The rising importance of data center interconnections


By N K Data, Vice President- network services, NTT Ltd India

 India is fast becoming a digital juggernaut. Every company is becoming digital or is adopting a digital-first mindset. There is an app for almost every function or activity. The pace of digital adoption has led to enterprises increasing investments in their data centers. India’s data center industry is predicted to double capacity from 499MW in H1 2021 to 1008 MW by 2023.

As the number of data centers increases, it is critical to establish connectivity between different data centers, so that they can talk to each other. This inter-connectivity is critical as a data center today needs to be connected to a large ecosystem of data center providers, cloud service providers and telecom service providers. This plays a huge role in establishing a data center’s neutrality. If a data center is carrier neutral, it can enable interconnection between many service providers, which provides redundancy and flexibility. This also helps in reducing latency, and helps in improving the overall user experience.

Benefits of data center interconnections

This is also important as enterprise IT functions today need a highly-scalable, resilient and agile digital infrastructure. Enterprises want the network connectivity to be easily scalable with built-in network reliability, resiliency and agility.

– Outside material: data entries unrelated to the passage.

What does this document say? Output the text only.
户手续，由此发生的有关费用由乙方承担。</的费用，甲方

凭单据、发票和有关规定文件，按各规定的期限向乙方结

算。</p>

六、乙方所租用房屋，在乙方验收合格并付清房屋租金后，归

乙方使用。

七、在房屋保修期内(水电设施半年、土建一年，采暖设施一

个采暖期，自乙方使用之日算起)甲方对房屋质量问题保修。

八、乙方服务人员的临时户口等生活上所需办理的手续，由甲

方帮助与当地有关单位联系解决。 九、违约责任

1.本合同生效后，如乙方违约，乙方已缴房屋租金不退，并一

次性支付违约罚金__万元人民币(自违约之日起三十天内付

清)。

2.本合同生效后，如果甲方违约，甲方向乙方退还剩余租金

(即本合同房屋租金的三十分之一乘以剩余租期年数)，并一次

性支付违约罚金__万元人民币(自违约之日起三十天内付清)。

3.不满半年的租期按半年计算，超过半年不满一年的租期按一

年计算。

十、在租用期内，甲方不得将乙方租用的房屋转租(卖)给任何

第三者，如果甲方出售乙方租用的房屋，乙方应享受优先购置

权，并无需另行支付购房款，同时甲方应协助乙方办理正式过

If an enterprise has presence in multiple geographic regions, a global data center interconnect service provider can help in establishing an interconnection with an ecosystem of cloud service providers and other telecom partners. This interconnection can help enterprises solve a diverse range of complex connectivity issues over one physical connection. For instance, from a cloud connectivity perspective, an enterprise can connect to any of the major cloud service providers for compute, storage, network and other services. This can also be used to create cloud redundancy. Using data center interconnect technology, enterprises can also create network connectivity between their distributed data centers for disaster recovery or data backup replication purposes.

Depending on their specific needs, enterprises can opt for different types of data center interconnections. For example, an ISP can opt for a peering exchange to exchange IP traffic and avoid costs that are incurred in creating third-party networks for establishing connectivity. A physical link between two data centers can also be established to provide direct connectivity between termination points in a data center. Inter-site connectivity options can also be explored to reduce the probability of link failures. Service providers such as NTT also provide the option of multiple carriers to help enterprises with the option of a single redundant connectivity option, without the trouble of negotiating with multiple service providers.

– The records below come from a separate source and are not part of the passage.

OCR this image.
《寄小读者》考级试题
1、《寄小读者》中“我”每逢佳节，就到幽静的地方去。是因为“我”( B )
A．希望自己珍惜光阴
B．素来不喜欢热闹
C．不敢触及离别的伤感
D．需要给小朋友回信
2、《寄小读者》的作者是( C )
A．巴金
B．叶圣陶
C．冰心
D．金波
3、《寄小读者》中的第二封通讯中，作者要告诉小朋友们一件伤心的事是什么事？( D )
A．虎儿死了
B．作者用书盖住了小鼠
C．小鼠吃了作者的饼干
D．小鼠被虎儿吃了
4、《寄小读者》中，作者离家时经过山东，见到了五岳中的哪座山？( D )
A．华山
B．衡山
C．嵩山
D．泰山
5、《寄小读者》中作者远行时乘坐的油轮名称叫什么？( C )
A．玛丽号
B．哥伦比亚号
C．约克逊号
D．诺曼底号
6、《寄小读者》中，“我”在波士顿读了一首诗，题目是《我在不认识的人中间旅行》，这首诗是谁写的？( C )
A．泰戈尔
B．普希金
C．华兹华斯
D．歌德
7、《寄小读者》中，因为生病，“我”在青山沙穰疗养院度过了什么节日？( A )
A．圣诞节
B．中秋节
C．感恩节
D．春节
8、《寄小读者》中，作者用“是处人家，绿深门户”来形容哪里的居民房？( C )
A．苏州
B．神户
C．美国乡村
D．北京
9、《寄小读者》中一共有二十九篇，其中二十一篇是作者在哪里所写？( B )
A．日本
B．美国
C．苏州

As connectivity options are typically provided over private networks, they can be customized as per specific workloads. They are also hence more reliable and have much more predictability compared to public networks. Data center interconnectivity services can also integrate multiple services on a single port. This enables data center customers to deal with lesser IT infrastructure and links.

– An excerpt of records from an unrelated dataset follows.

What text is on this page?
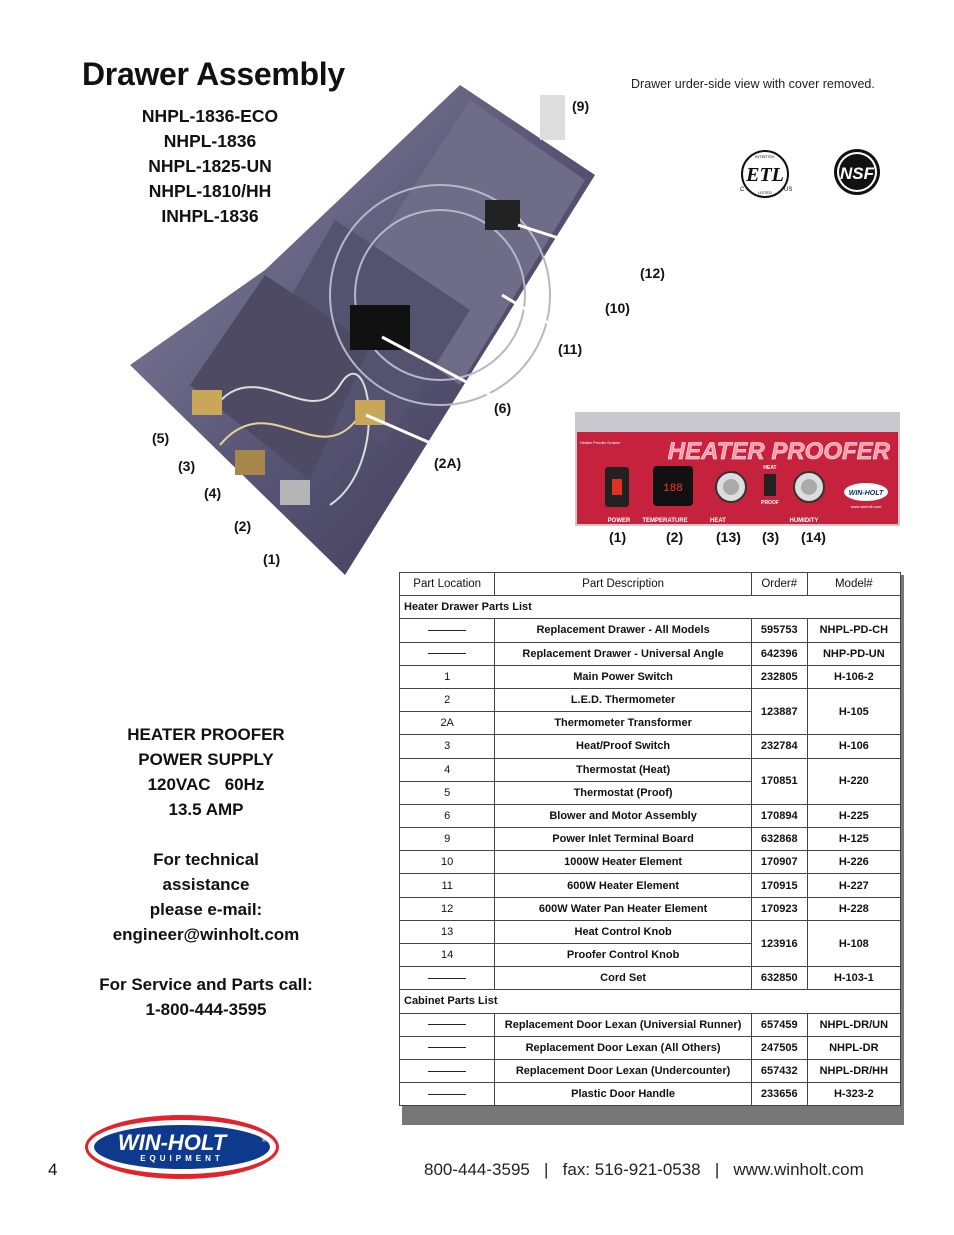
Drawer Assembly	Drawer urder-side view with cover removed.
NHPL-1836-ECO
NHPL-1836
NHPL-1825-UN
NHPL-1810/HH
INHPL-1836
(9)
(12)
(10)
(11)
(6)
(2A)
(5)
(3)
(4)
(2)
(1)
ETL
INTERTEK
LISTED
C	US
NSF
Heater Proofer Drawer HEATER PROOFER
188
HEAT
PROOF
WIN-HOLT
www.winholt.com
POWER TEMPERATURE	HEAT	HUMIDITY
(1)	(2) (13) (3) (14)
HEATER PROOFER
POWER SUPPLY
120VAC   60Hz
13.5 AMP
For technical
assistance
please e-mail:
engineer@winholt.com
For Service and Parts call:
1-800-444-3595
Part Location	Part Description	Order#	Model#
Heater Drawer Parts List			
	Replacement Drawer - All Models	595753	NHPL-PD-CH
	Replacement Drawer - Universal Angle	642396	NHP-PD-UN
1	Main Power Switch	232805	H-106-2
2	L.E.D. Thermometer	123887	H-105
2A	Thermometer Transformer		
3	Heat/Proof Switch	232784	H-106
4	Thermostat (Heat)	170851	H-220
5	Thermostat (Proof)		
6	Blower and Motor Assembly	170894	H-225
9	Power Inlet Terminal Board	632868	H-125
10	1000W Heater Element	170907	H-226
11	600W Heater Element	170915	H-227
12	600W Water Pan Heater Element	170923	H-228
13	Heat Control Knob	123916	H-108
14	Proofer Control Knob		
	Cord Set	632850	H-103-1
Cabinet Parts List			
	Replacement Door Lexan (Universial Runner)	657459	NHPL-DR/UN
	Replacement Door Lexan (All Others)	247505	NHPL-DR
	Replacement Door Lexan (Undercounter)	657432	NHPL-DR/HH
	Plastic Door Handle	233656	H-323-2
WIN-HOLT	®
EQUIPMENT
4	800-444-3595 | fax: 516-921-0538 | www.winholt.com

Being ready for the future

With multiple connectivity options, data center service providers have significant advantages over telecom service providers. With the growing preference for edge data centers, data center interconnectivity options will be vital for hyperscalers as they look at quickly expanding and be closer to users in regions where they do not have presence. Data center interconnectivity options will hence be pivotal in reducing latency and bring down the cost of bandwidth as more traffic can be exchanged locally.

In conclusion, data center interconnectivity options can help enterprises be ready for the future due to the ability to quickly interconnect every aspect of the IT infrastructure ecosystem (cloud, bandwidth options, telecom links etc). This is critical for success in a service-based economy where global enterprises have to create a highly-scalable, resilient and agile digital infrastructure for supporting new business models.